Opening briefs have been filed in the Ninth Circuit in United States v. Sanmina, where the IRS is appealing a decision by the U.S. District Court for the Northern District of California holding that the attorney-client privilege and work product doctrine protect two memoranda prepared by Sanmina’s in-house tax attorneys. In its opening brief, the IRS is advancing a narrow view of attorney-client privilege and an expansive view of waiver.

Sanmina claimed a $503 million worthless stock deduction on its return. To support its return position, Sanmina provided the IRS a valuation report prepared by outside counsel DLA Piper. The valuation report included a footnote stating that the authors reviewed the two in-house tax attorney memos. The district court held that both memos were protected by the attorney-client privilege and work product doctrine and that no waiver occurred when Sanmina gave the memos to DLA Piper or when DLA Piper referenced them in the valuation report.
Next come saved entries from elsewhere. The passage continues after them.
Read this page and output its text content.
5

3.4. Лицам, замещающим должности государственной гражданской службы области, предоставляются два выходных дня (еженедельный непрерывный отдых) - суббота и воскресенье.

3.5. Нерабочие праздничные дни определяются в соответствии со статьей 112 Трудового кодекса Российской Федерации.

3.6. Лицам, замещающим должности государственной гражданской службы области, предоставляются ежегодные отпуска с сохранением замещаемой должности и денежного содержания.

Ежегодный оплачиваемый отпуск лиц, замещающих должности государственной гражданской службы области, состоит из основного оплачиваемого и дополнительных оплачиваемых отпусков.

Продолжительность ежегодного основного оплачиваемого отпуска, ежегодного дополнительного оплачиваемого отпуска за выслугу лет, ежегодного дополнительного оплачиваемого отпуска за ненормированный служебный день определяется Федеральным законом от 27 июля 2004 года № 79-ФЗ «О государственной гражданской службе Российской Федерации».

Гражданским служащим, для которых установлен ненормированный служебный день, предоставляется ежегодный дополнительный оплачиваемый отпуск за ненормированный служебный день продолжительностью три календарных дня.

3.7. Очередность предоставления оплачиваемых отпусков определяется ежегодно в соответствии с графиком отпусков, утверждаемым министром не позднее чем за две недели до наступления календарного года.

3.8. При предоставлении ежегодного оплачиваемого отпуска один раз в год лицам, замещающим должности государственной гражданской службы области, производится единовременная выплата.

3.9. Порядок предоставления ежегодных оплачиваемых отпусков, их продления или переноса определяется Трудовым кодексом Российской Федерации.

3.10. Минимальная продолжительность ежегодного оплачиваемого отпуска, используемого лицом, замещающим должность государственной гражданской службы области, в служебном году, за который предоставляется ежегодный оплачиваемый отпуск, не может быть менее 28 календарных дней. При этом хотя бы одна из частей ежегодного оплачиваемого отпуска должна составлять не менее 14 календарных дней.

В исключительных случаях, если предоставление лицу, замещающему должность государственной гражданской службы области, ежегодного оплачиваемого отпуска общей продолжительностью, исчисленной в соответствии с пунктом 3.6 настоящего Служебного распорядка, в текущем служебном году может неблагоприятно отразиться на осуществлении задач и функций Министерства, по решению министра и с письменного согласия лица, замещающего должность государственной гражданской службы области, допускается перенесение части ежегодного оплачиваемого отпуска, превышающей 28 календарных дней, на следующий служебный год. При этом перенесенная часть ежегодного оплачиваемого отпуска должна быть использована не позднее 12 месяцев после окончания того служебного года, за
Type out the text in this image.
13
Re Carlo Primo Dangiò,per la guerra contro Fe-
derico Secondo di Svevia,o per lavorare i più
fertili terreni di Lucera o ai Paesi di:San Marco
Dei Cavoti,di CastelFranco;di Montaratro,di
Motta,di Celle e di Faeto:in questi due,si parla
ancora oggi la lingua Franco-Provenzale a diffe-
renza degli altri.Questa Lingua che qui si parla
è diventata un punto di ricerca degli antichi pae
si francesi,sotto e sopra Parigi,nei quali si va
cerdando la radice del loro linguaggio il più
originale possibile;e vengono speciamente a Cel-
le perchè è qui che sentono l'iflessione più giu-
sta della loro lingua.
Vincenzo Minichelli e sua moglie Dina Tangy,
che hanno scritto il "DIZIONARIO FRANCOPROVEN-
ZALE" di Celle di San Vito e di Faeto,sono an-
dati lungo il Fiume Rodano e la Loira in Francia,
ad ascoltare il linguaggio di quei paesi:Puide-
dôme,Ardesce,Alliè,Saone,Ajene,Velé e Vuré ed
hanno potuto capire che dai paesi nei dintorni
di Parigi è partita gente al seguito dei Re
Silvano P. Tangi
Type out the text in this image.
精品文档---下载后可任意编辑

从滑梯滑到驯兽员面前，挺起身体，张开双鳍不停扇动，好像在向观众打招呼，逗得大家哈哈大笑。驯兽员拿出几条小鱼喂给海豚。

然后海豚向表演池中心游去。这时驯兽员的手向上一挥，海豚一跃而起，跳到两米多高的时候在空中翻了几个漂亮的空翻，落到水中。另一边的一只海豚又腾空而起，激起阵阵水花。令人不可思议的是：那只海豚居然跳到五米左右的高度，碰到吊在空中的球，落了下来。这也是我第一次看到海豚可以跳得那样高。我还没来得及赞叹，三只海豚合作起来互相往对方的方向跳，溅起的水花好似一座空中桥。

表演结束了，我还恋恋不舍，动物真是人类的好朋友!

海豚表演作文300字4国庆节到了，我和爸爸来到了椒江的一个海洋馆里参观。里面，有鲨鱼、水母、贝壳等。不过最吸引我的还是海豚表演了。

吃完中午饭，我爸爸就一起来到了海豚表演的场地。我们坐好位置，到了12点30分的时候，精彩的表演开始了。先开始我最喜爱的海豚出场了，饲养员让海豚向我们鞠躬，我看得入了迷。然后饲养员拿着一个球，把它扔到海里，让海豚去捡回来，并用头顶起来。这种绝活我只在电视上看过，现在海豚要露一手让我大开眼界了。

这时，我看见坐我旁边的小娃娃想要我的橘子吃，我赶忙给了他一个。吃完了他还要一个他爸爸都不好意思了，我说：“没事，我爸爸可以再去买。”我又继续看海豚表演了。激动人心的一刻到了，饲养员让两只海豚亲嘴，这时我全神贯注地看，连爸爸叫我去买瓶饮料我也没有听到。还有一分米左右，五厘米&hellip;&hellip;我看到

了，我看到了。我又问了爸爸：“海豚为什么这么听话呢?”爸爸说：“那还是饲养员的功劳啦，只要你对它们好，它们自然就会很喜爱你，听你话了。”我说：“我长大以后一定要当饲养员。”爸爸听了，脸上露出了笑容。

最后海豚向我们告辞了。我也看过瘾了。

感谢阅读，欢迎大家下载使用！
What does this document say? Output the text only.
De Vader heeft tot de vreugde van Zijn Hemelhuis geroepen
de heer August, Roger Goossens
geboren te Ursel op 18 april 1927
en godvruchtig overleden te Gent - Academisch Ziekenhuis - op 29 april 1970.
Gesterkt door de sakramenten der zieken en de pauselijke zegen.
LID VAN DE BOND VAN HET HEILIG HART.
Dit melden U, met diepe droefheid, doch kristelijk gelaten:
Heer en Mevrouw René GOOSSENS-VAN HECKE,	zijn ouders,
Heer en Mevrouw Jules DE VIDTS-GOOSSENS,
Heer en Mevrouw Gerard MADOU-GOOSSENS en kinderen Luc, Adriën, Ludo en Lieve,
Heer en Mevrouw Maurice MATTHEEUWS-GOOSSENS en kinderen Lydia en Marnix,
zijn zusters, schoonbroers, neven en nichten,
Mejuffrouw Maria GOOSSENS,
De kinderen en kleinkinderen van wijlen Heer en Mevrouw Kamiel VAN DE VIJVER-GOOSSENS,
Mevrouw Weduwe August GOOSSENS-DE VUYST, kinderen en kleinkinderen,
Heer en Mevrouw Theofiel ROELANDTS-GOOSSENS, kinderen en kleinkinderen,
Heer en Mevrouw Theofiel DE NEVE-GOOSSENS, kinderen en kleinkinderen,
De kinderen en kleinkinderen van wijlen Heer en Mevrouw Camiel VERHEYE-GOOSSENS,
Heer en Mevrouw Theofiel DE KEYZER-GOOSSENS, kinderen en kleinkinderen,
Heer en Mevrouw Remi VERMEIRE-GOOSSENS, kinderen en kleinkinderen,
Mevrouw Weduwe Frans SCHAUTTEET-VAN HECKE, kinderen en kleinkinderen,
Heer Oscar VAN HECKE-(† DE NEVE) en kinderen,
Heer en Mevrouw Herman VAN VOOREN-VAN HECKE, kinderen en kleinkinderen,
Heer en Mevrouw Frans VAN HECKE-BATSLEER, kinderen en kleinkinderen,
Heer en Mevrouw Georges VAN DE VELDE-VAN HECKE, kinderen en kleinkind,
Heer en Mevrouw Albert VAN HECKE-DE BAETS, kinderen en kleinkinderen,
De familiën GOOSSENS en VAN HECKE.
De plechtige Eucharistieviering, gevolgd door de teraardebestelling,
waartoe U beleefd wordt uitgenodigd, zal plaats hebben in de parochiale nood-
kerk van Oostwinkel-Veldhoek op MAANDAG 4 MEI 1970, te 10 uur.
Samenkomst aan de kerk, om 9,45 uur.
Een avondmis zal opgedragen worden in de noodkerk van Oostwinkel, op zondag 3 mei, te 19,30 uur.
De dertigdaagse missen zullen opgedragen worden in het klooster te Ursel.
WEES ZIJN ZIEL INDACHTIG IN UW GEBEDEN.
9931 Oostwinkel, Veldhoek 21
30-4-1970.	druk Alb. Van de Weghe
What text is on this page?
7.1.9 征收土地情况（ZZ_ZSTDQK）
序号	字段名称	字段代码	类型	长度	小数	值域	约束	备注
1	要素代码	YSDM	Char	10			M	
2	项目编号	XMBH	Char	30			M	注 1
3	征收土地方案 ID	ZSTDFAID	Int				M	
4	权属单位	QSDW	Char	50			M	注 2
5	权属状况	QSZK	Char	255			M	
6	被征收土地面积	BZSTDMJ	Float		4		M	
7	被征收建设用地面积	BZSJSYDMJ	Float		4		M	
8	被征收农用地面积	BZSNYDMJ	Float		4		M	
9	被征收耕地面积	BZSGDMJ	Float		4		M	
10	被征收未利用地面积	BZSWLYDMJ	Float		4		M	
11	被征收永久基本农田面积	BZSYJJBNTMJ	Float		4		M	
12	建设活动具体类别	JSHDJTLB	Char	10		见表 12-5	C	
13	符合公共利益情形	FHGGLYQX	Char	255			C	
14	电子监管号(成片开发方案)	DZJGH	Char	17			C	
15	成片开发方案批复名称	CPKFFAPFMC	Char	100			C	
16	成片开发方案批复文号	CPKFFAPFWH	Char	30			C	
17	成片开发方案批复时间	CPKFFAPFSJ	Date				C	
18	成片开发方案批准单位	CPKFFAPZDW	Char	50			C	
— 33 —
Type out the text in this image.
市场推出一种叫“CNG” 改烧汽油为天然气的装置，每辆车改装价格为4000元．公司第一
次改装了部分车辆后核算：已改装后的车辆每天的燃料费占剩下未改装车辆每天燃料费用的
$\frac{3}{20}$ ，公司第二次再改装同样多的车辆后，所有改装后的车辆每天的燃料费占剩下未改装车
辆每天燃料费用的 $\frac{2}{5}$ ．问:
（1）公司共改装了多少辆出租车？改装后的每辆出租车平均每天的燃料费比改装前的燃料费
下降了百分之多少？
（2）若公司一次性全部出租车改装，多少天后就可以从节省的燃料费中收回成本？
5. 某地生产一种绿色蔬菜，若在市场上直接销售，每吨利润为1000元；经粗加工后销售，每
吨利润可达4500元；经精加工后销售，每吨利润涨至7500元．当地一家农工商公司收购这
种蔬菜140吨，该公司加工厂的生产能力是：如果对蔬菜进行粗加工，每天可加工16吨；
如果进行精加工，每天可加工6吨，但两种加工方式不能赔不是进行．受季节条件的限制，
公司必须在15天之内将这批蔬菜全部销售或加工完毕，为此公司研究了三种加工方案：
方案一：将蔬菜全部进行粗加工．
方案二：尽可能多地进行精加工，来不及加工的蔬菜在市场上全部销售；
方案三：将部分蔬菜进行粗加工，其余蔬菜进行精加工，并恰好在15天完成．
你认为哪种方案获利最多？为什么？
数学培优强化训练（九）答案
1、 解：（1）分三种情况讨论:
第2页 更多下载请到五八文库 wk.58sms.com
On appeal, the IRS contests the threshold applicability of the attorney-client privilege and work product doctrine as to only one of the memos and argues waiver as to both. The IRS argues that the memo was not privileged because it was “to file” and there is no evidence that (1) the memo was reviewed by anyone else in the company, (2) the company sought legal advice from the in-house attorney; or (3) it contained confidential client communications. According to the IRS: “The attorney-client privilege does not extend to an unsolicited memorandum prepared by Sanmina’s in-house tax counsel for their own records.” The IRS also argues that the work product doctrine does not apply because there was insufficient evidence that the memo was prepared because of anticipated litigation. On the issue of waiver, the IRS claims there was a subject matter waiver when Sanmina disclosed the valuation report to the IRS. The IRS also takes the position that Sanmina waived the privilege earlier when it disclosed the memos to outside counsel. “Because DLA Piper was not acting as a lawyer in preparing the valuation report, Sanmina’s disclosures to DLA Piper were not protected by the attorney-client privilege.” As to work product, the IRS argues Sanmina waived that protection when it produced the memos to outside counsel, knowing they would provide the valuation report to the IRS.

In its answering brief, Sanmina asserts that the IRS waived its arguments about the privileged status of the memo by not raising them at the district court. Below, the IRS argued the memo constituted business not legal advice, but abandoned that argument on appeal. Sanmina also challenges the IRS’s factual characterization of the memo, as well as the IRS’s contention that the tax attorney was not anticipating litigation. On the waiver point, Sanmina argues that the valuation report did not disclose the contents of the privileged memos, nor was disclosure of the memos to outside counsel inconsistent with maintaining their confidentiality as to the IRS.

The IRS’s reply brief is due March 9.